An arms embargo and the freezing of accounts are the main measures against the sanctioned group

Venezuela: EU sanctions shorten movements on Maduro's government

After expressing their concern about the continuous violations of human rights and the use of excessive force by the Caribbean country’s army, the European Union decided to put a group of high ranking individuals within the nation’s government under restrictive measures.

In addition to Cabello, Moreno, and Reverol, the head of the Bolivarian National Intelligence Service (Sebin), Gustavo González López, the former commander of the Bolivarian National Guard (GNB), Antonio Benavides, the president of the National Electoral Council (CNE), Tibisay Lucena, and the attorney general, Tarek William Saab, who replaced Luisa Ortega Díaz are also on the list. 

The sale and supply of arms, ammunition, vehicles, and military equipment are just a few of the areas that are going to be affected by the restriction.

Last year, Venezuela ranked as the primary country in Latin American to import weapons, according to Stockholm International Peace Research Institute (SIPRI). Due to this approved sanction, the business of military armament between the nation and some of its suppliers in Europe, such as Holland and Austria, would come to an end. However, China and Russia are still the most powerful arms sellers for the country. 

Spain would also enter this prohibition. Back in 2012, the Iberian country sold to the government of Hugo Chávez, three military vessels, according to United Nations Register of Conventional Arms (UNROCA).

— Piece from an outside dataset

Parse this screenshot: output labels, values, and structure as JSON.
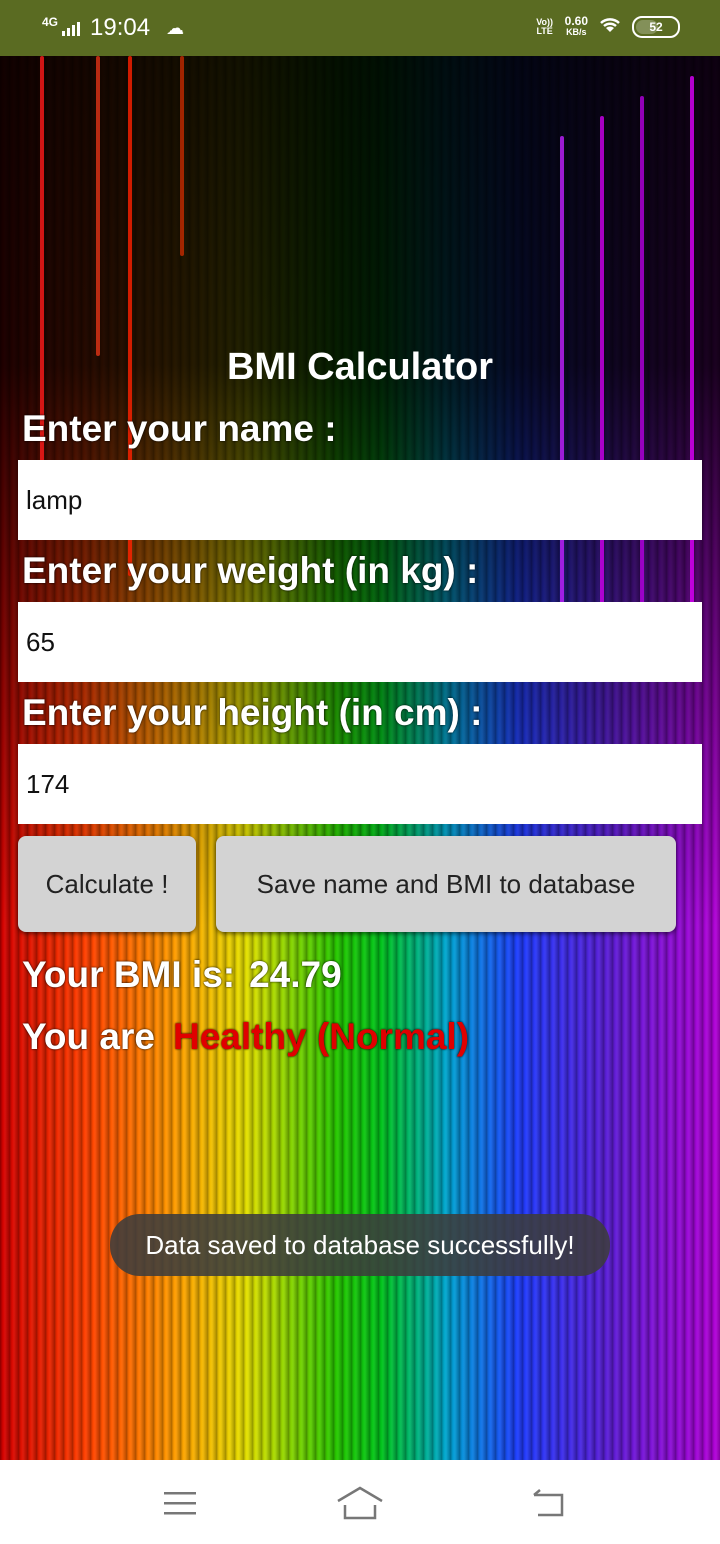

In 2015, it also exported, for a value of ten million euros -US $ 11.6 million at the current exchange rate- military weapons to Venezuela, according to statistics of the Ministry of Commerce of Spain. 

The economic crisis has also affected the arsenal of the Bolivarian Armed Forces (Venezuelan military "FANB"). Since 2014, the business of importing arms has been reduced by 90%, according to non-governmental organization, Control Ciudadano. 

This EU sanctions is also extended towards the equipment used for repression purposes within Venezuela, as well as to technology that can be used for the surveillance or interception of the Internet and telephone communications.

Black List 

The EU stated that those who are considered violators of human rights will be part of a "blacklist". This means that they can't travel to any European territory.  

In addition to this, they will have their European banks accounts "frozen". This measure leaves an alternative of penalties that can be extended, according to the EU members.

Last year, United States and Canada imposed financial measures against President Nicolás Maduro and several of his officials. Also, Washington has prohibited that Venezuelan companies and citizens negotiate the debt of the South American government.

However, the EU has mentioned through a press release that the process of dialogue initiated by the opposition and the Venezuelan government in the Dominican Republic, as a suitable alternative to solve the crisis despite doubts.

Meanwhile, the Venezuelan government condemned these sanctions saying that they represent a "blow to the dialogue". "The elite that governs the European Union obeyed the designs given by the administration of (the president of the United States) Donald Trump to attack the country and attack the dialogue table (…) It is a blow to dialogue”, said the minister of Communication, Jorge Rodríguez.